There’s also a slightly awkward pattern for Deportivo in this matchup: they’ve gone eight straight head-to-head meetings without keeping a clean sheet. That’s hard to ignore. Even so, the overall tone of the recent meetings leans towards goals and a bit of volatility rather than cagey control. You wouldn’t want to bank on either defence strolling through this one untouched.
We Predict: Over 1.5 Goals
We’re backing Over 1.5 Goals at 2/7 here, and it’s the sort of line that looks very fair for Monday night. Deportivo have scored in five of their last six league matches, Mirandés have scored in five of theirs, and neither side is making a habit of shutting opponents out. That alone gets you most of the way there. Add in the shape of the recent head-to-head meetings and this feels like a line that should land without too much fuss.
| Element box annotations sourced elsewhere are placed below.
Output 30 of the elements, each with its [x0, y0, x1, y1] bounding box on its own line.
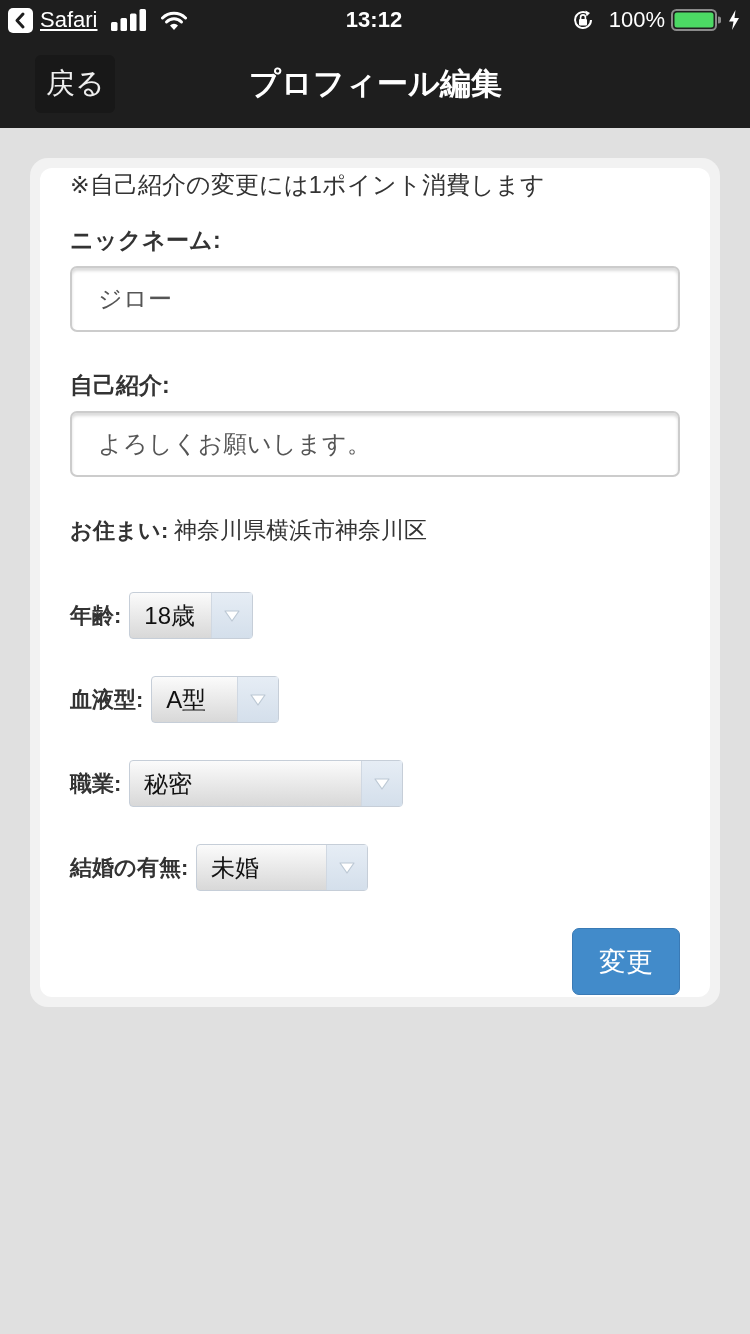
- self-intro-field[interactable]: よろしくお願いします。: [70, 411, 680, 477]
- lightning-bolt-icon: [728, 10, 740, 30]
- field-label: 年齢:: [70, 601, 122, 630]
- caret-down-icon: [339, 861, 356, 874]
- field-label: 職業:: [70, 769, 122, 798]
- field-label: 自己紹介:: [70, 371, 171, 399]
- notice-text: ※自己紹介の変更には1ポイント消費します: [70, 171, 546, 200]
- occupation-select[interactable]: 秘密: [129, 760, 404, 807]
- caret-down-icon: [250, 693, 267, 706]
- caret-down-icon: [224, 609, 241, 622]
- back-button[interactable]: 戻る: [35, 55, 115, 113]
- back-to-app-link[interactable]: Safari: [40, 7, 98, 33]
- field-label: 血液型:: [70, 685, 144, 714]
- battery-icon: [671, 9, 721, 31]
- submit-button[interactable]: 変更: [572, 928, 680, 995]
- wifi-icon: [161, 10, 188, 30]
- field-label: ニックネーム:: [70, 226, 222, 254]
- blood-type-select[interactable]: A型: [151, 676, 280, 723]
- signal-icon: [111, 9, 148, 31]
- back-chevron-icon[interactable]: [8, 7, 33, 33]
- age-select[interactable]: 18歳: [129, 592, 254, 639]
- page-title: プロフィール編集: [248, 65, 502, 103]
- residence-label: お住まい:: [70, 517, 169, 545]
- marital-status-select[interactable]: 未婚: [196, 844, 369, 891]
- caret-down-icon: [374, 777, 391, 790]
- residence-value: 神奈川県横浜市神奈川区: [174, 516, 428, 545]
- battery-percent: 100%: [608, 7, 665, 33]
- nickname-field[interactable]: ジロー: [70, 266, 680, 332]
- field-label: 結婚の有無:: [70, 853, 189, 882]
- clock-time: 13:12: [345, 7, 403, 33]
The expected rhythm points the same way. Deportivo are strong enough at home to create chances, Mirandés are loose enough away to give them, and the 1.5 xG projection for Deportivo against 1.1 for Mirandés hints at a game where both sides can get into decent areas. A 2-1 Deportivo win feels right. One goal each would also fit the flow, but Deportivo’s home edge and better league form should tip this towards the hosts. If you want a more aggressive angle, Both Teams to Score has obvious appeal given Mirandés’ tendency to score and concede in the same breath.